NOVEL METHODS OF MANUFACTURING SOLID OXIDE FUEL CELL ELECTRODES

A solid oxide fuel cell (SOFC) is an electrochemical device that converts chemical energy of a fuel (hydrogen) directly into electrical energy. The chemical energy from hydrogen and an oxidant (oxygen) is converted without combustion to the electrical energy. The hydrogen fuel is supplied to the anode while oxygen enters through the cathode into the fuel cell. With the use of a catalyst the hydrogen atom separates into a proton and an electron and both of these take different routes through the system into the cathode.

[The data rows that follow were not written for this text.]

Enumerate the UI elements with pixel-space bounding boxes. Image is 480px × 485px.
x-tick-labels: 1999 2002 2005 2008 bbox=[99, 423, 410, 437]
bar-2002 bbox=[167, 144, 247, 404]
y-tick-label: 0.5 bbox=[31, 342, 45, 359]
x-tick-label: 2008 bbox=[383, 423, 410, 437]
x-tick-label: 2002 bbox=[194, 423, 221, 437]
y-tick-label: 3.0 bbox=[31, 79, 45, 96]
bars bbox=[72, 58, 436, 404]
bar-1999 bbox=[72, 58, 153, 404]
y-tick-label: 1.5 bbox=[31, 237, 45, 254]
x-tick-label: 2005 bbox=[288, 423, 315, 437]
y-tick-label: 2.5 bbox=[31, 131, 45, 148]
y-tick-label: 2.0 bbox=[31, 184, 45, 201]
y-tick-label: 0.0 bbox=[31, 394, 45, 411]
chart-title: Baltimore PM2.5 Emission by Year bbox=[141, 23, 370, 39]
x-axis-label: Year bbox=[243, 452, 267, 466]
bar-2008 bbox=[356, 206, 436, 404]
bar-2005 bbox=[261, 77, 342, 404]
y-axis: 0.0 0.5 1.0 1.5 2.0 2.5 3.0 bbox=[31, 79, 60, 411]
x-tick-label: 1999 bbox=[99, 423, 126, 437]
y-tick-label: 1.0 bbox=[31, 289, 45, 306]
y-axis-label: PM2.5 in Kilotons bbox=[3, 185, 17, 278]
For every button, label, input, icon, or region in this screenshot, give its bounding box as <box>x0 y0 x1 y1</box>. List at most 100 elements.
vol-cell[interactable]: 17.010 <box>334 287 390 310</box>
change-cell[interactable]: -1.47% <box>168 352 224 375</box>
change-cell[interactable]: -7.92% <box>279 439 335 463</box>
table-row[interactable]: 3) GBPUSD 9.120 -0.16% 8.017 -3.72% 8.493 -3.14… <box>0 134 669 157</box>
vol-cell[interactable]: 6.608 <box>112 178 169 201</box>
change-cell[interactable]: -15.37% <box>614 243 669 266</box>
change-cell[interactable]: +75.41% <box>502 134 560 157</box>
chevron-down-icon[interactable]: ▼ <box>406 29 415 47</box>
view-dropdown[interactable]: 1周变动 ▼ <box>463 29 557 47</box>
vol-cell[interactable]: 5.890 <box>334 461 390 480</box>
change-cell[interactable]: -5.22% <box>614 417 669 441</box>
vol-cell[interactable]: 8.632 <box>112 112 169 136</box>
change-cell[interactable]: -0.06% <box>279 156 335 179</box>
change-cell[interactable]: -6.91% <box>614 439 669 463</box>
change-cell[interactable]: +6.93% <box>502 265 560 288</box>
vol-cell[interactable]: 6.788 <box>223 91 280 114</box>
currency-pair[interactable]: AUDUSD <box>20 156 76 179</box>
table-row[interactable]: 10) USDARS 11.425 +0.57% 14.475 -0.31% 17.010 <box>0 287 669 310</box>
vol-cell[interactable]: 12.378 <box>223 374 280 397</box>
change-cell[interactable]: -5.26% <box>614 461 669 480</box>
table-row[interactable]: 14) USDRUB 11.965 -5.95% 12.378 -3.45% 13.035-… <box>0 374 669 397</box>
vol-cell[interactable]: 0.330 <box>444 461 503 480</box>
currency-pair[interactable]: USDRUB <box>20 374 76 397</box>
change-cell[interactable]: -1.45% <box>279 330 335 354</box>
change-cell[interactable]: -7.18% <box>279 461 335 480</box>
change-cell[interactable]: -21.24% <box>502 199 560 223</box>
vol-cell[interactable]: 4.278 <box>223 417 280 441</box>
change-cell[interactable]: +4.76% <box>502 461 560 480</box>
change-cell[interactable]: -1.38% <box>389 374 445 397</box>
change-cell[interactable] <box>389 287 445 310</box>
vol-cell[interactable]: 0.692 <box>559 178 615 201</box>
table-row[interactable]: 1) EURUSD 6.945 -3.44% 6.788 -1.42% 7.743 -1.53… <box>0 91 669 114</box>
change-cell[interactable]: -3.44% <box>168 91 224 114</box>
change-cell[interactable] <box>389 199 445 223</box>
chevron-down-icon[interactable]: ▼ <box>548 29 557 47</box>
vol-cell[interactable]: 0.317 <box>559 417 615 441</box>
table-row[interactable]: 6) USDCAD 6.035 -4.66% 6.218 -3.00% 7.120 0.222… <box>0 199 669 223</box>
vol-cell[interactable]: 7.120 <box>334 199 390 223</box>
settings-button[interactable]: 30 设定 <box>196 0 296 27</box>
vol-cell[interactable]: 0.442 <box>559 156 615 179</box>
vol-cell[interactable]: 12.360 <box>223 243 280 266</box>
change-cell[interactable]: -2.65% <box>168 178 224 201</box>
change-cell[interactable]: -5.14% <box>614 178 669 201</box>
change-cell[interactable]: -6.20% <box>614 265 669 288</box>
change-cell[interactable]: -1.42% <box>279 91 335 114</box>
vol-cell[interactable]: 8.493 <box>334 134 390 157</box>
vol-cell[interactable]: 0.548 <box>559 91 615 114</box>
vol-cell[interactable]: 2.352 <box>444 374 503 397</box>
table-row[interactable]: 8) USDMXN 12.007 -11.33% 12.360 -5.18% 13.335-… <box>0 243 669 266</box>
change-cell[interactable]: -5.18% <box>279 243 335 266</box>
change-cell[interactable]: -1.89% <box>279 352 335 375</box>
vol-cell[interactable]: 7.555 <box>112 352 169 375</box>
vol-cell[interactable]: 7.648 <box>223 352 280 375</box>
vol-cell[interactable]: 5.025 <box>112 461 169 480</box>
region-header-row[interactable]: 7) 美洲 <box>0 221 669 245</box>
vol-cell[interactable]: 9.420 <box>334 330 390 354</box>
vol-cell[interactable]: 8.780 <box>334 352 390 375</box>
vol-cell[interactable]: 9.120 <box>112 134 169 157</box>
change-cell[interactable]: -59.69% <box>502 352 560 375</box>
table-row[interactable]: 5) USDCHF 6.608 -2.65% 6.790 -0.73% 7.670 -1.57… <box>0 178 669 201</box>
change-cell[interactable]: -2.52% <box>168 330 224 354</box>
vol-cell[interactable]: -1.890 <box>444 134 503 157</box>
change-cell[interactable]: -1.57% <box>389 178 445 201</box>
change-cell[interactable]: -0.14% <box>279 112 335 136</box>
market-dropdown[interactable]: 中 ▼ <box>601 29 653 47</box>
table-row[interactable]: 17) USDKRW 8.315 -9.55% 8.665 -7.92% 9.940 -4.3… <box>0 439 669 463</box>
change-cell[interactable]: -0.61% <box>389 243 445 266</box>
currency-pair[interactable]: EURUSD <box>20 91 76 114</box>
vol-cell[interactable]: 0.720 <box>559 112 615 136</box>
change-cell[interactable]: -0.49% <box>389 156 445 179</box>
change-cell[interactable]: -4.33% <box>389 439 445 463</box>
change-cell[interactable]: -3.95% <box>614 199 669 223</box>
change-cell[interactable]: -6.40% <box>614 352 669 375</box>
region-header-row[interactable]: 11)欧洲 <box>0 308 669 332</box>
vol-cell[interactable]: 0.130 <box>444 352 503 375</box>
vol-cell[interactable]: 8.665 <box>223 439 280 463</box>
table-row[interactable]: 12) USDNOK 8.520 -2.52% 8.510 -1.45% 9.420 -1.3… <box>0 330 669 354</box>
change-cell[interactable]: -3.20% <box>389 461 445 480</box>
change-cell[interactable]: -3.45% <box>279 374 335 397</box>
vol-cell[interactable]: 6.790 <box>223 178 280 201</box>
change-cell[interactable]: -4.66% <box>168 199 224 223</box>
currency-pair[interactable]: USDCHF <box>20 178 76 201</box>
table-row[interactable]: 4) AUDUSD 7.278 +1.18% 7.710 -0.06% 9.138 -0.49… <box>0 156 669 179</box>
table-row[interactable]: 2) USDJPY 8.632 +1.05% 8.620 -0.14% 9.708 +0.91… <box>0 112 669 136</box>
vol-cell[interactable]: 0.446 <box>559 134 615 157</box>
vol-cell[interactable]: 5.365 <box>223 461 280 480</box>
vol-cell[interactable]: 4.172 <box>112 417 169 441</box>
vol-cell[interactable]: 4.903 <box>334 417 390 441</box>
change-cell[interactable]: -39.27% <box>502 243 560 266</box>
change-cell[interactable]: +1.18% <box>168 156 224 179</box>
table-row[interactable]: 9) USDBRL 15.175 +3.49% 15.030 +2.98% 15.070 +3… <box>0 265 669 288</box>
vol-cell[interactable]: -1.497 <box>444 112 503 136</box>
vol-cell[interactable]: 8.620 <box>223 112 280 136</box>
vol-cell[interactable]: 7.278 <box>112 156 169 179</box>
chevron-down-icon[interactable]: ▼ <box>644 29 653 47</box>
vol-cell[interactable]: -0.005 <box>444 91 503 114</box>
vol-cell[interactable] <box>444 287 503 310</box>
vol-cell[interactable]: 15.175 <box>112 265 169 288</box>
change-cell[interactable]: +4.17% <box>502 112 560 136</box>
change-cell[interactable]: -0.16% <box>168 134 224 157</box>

SOFCs are an important strand of future hydrogen/ electrical energy provision. They offer high efficiency, compactness and little pollution. However, their necessary high operating temperatures place severe demands on the component materials. To maximise efficiency, SOFCs operate at temperatures as high as 1000°C but since a metallic (e.g. nickel) anode and a ceramic (e.g. yttria-stabilised zirconia − YSZ) electrolyte have different coefficients of thermal expansion (CTE) values, this means that at the operating temperatures, the anode may peel away from the solid electrolyte. To release this thermal strain, adding YSZ (CTE - 10 ×10⁻⁶ K⁻¹)^[1] to the metal produces a similar CTE to that of the electrolyte.

A cost-effective way of combining the metallic and ceramic parts of the anodes is the principal driving force of this paper and involves electroless plating of YSZ with nickel. The two components − both in powdered form − are then processed by either cold pressing or screen printing - followed by vacuum sintering. Their performance − in terms of electrical conductivity, micro-structural uniformity and density will be presented and discussed.